Não podemos esquecer ainda que espaços seculares de resistência, os quilombos, que são mais de cinco mil no Brasil, seguem enfrentando ameaças e desmandos, inclusive das Forças Armadas. Vemos o exemplo concreto do Quilombo Rio dos Macacos (BA), onde não são desconhecidos casos de agressões e torturas por membros da Marinha. Ou ainda o caso de Alcântara, onde as comunidades quilombolas seguem ameaçadas por projetos de entregada base aos interesses externos, colocando em risco a permanência das comunidades.
É neste quadro e com a clareza desta realidade que devemos, ao meu ver, buscar debater e construir novas relações que tenham por base o respeito, a solidariedade e a valorização da diversidade, reconhecendo que a base onde o Brasil se constituiu e se edificou foi construída sobre corpos indígenas e negros, tendo como amálgama o racismo, preconceito e discriminação.
Para se construir novas relações, então, é necessário descolonizar ou de colonizar o pensar, o fazer e as próprias relações, como nos aponta Aníbal Quijano. É necessário destruir as velhas paredes da casa grande onde habitam preconceitos e construir novos terreiros de igualdade, casa comum onde caibamos todas e todos nós com a beleza das diferenças.

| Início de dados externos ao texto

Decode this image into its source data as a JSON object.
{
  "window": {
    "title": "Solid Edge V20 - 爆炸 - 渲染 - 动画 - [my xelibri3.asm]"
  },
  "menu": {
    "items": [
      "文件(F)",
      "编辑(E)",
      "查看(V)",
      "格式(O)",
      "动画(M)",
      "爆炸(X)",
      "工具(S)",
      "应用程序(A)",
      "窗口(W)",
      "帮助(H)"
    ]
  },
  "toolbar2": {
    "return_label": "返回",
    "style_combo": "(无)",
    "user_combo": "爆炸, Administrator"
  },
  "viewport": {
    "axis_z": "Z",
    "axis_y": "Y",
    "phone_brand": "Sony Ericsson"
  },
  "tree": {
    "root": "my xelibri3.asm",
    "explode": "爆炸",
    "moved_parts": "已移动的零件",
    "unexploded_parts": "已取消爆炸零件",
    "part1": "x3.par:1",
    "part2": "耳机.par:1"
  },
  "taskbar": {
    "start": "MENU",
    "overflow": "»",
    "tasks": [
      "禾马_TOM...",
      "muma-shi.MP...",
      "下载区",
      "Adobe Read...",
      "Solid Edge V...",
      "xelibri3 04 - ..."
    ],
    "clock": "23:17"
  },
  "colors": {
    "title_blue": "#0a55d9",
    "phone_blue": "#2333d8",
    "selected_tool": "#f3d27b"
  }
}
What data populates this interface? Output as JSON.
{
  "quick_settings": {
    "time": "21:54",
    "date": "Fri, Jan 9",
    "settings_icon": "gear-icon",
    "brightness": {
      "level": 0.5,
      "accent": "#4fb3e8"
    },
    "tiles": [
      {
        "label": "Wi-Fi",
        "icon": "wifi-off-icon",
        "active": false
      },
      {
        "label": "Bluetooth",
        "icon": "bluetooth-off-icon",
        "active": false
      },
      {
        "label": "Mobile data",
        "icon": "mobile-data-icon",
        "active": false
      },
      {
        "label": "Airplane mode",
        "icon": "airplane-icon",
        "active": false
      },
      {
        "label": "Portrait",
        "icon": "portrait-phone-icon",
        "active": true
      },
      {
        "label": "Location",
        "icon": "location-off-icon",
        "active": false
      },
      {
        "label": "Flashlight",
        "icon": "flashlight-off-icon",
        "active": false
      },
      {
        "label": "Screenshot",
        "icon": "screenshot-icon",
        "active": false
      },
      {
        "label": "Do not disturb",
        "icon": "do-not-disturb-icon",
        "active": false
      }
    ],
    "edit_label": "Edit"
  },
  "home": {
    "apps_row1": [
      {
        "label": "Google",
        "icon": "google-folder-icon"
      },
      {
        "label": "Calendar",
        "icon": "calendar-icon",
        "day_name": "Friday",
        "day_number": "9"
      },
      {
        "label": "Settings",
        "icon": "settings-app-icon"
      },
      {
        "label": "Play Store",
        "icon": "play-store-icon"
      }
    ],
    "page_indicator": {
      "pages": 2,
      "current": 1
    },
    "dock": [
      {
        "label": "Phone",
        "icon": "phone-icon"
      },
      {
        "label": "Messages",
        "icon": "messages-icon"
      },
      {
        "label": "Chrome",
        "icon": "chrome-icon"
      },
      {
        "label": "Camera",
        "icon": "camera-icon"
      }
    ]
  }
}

Neste sentido, não poderia deixar de destacar a Década Internacional dos Afrodescendentes (2015-2024), puxada pela ONU. A Década traz em seus principais objetivos:
– Promover o respeito, proteção e cumprimento de todos os direitos humanos e liberdades fundamentais das pessoas afrodescendentes, como reconhecido na Declaração Universal dos Direitos Humanos;
– Promover um maior conhecimento e respeito pelo patrimônio diversificado, acultura e a contribuição de afrodescendentes para o desenvolvimento das sociedades;
– Adotar e reforçar os quadros jurídicos nacionais, regionais e internacionais de acordo com a Declaração e Programa de Ação de Durban e da Convenção Internacional sobre a Eliminação de Todas as Formas de Discriminação Racial, bem como assegurar a sua plena e efetiva implementação.
Claro, campanhas não bastam. É necessária a efetiva participação cotidiana de cada uma e cada um de nós para redesenhar nossa história.
Felizmente há, e não poucas, pessoas que ontem e hoje contribuem para esta construção.
Ainda sob o clima de um 20 de novembro, que oxalá se estenda nossa Consciência Negra para todos os dias do ano: Salve Abdias do Nascimento, Dandara, Zumbi, Machado de Assis, Dom José Maria Pires (Dom Zumbi), Pai Euclides, Zezé Motta, João Cândido, José do Patrocínio, Carolina Maria de Jesus, Teodoro Sampaio, Luís Gama; Salve Douglas Belchior, Bando de Teatro Olodum; Salve todas as Casas de Axé, suas Iás e seus Babás.
Salve todas as negras, todos os negros, todos os povos indígenas que pela própria existência são a prova de que Re-existem.
Dica: documentário “Atlântico Negro, na rota dos Orixás”.